> Anyway, my colleague found that there was one program that needed to allocate around 64KB of memory on the stack and initialize it. The standard way of doing this is to perform a stack probe to ensure that 64KB of memory is available, then subtracting 65536 from the stack pointer, and then initializing the memory in a small, tight loop.

Actually, the standard way of allocating 64 kB of memory on the stack is to just assume you can do it, subtract 64k from the stack pointer, and hope for the best.

Most stack allocations in the wild are not checked.

IIRC you have to probe every page of the stack on Windows. You cannot just subtract a value from ESP/RSP. If you don't probe every page in order, you get a page fault or some other exception (I don't remember which one).

The reason for this is to ensure stack overflows are detected. The OS places a guard page above the top of the stack, which will cause a segfault if accessed. That way stack overflows are guaranteed to crash rather than stomping on valid memory that belongs to something else. However, if a stack frame is larger than a page (say, because it includes a large buffer), then it is possible for the program to "jump over" the guard page and access memory beyond.

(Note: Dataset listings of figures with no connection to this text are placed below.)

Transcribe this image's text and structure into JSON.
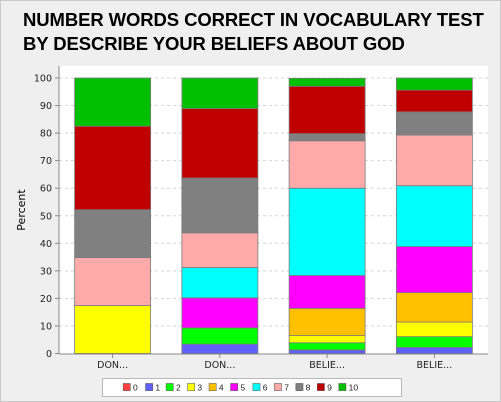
{
  "title_line1": "NUMBER WORDS CORRECT IN VOCABULARY TEST",
  "title_line2": "BY DESCRIBE YOUR BELIEFS ABOUT GOD",
  "chart_data": {
    "type": "bar",
    "stacked": true,
    "title": "NUMBER WORDS CORRECT IN VOCABULARY TEST BY DESCRIBE YOUR BELIEFS ABOUT GOD",
    "xlabel": "",
    "ylabel": "Percent",
    "ylim": [
      0,
      100
    ],
    "yticks": [
      0,
      10,
      20,
      30,
      40,
      50,
      60,
      70,
      80,
      90,
      100
    ],
    "grid": true,
    "legend_position": "bottom",
    "categories": [
      "DON...",
      "DON...",
      "BELIE...",
      "BELIE..."
    ],
    "series": [
      {
        "name": "0",
        "color": "#ff4040",
        "values": [
          0,
          0,
          0,
          0
        ]
      },
      {
        "name": "1",
        "color": "#6060ff",
        "values": [
          0,
          3.4,
          1.3,
          2.2
        ]
      },
      {
        "name": "2",
        "color": "#00ff00",
        "values": [
          0,
          5.9,
          2.6,
          3.9
        ]
      },
      {
        "name": "3",
        "color": "#ffff00",
        "values": [
          17.4,
          0,
          2.6,
          5.3
        ]
      },
      {
        "name": "4",
        "color": "#ffc000",
        "values": [
          0,
          0,
          9.9,
          10.7
        ]
      },
      {
        "name": "5",
        "color": "#ff00ff",
        "values": [
          0,
          10.9,
          11.9,
          16.7
        ]
      },
      {
        "name": "6",
        "color": "#00ffff",
        "values": [
          0,
          11.0,
          31.7,
          22.1
        ]
      },
      {
        "name": "7",
        "color": "#ffaaaa",
        "values": [
          17.4,
          12.6,
          17.2,
          18.4
        ]
      },
      {
        "name": "8",
        "color": "#808080",
        "values": [
          17.4,
          19.9,
          2.6,
          8.4
        ]
      },
      {
        "name": "9",
        "color": "#c00000",
        "values": [
          30.3,
          25.2,
          17.2,
          7.9
        ]
      },
      {
        "name": "10",
        "color": "#00c000",
        "values": [
          17.5,
          11.1,
          2.9,
          4.4
        ]
      }
    ]
  }
}
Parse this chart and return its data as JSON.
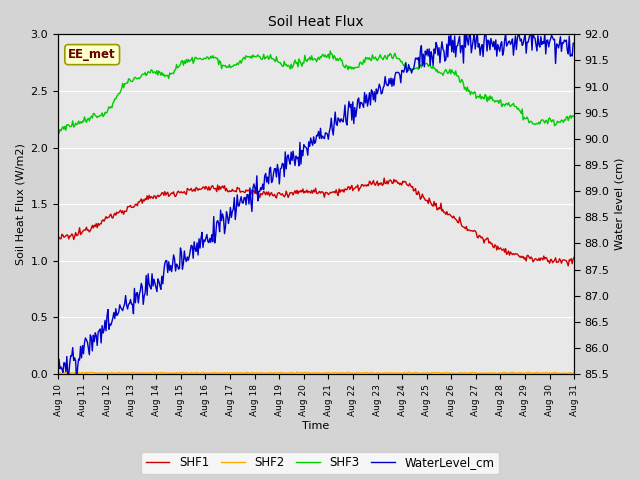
{
  "title": "Soil Heat Flux",
  "ylabel_left": "Soil Heat Flux (W/m2)",
  "ylabel_right": "Water level (cm)",
  "xlabel": "Time",
  "annotation_text": "EE_met",
  "ylim_left": [
    0.0,
    3.0
  ],
  "ylim_right": [
    85.5,
    92.0
  ],
  "yticks_left": [
    0.0,
    0.5,
    1.0,
    1.5,
    2.0,
    2.5,
    3.0
  ],
  "yticks_right": [
    85.5,
    86.0,
    86.5,
    87.0,
    87.5,
    88.0,
    88.5,
    89.0,
    89.5,
    90.0,
    90.5,
    91.0,
    91.5,
    92.0
  ],
  "colors": {
    "SHF1": "#cc0000",
    "SHF2": "#ffaa00",
    "SHF3": "#00cc00",
    "WaterLevel_cm": "#0000cc"
  },
  "background_color": "#d4d4d4",
  "plot_bg_color": "#e8e8e8",
  "grid_color": "#ffffff",
  "linewidth": 1.0
}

In order to protect against this, if a stack frame is larger than a page, then the compiler inserts some dummy reads or writes to ensure every page is touched in order from bottom to top. This ensures the guard page is hit before the application has a chance to write to memory beyond it.

Here's an example: https://godbolt.org/z/oTbzTczM6

How else would the OS know your read/write 16 pages away from the current stack pointer is in fact an attempt to increase the stack and not just really bad pointer arithmetic and a bug? How many pages should the runtime let you skip before its just a segfault?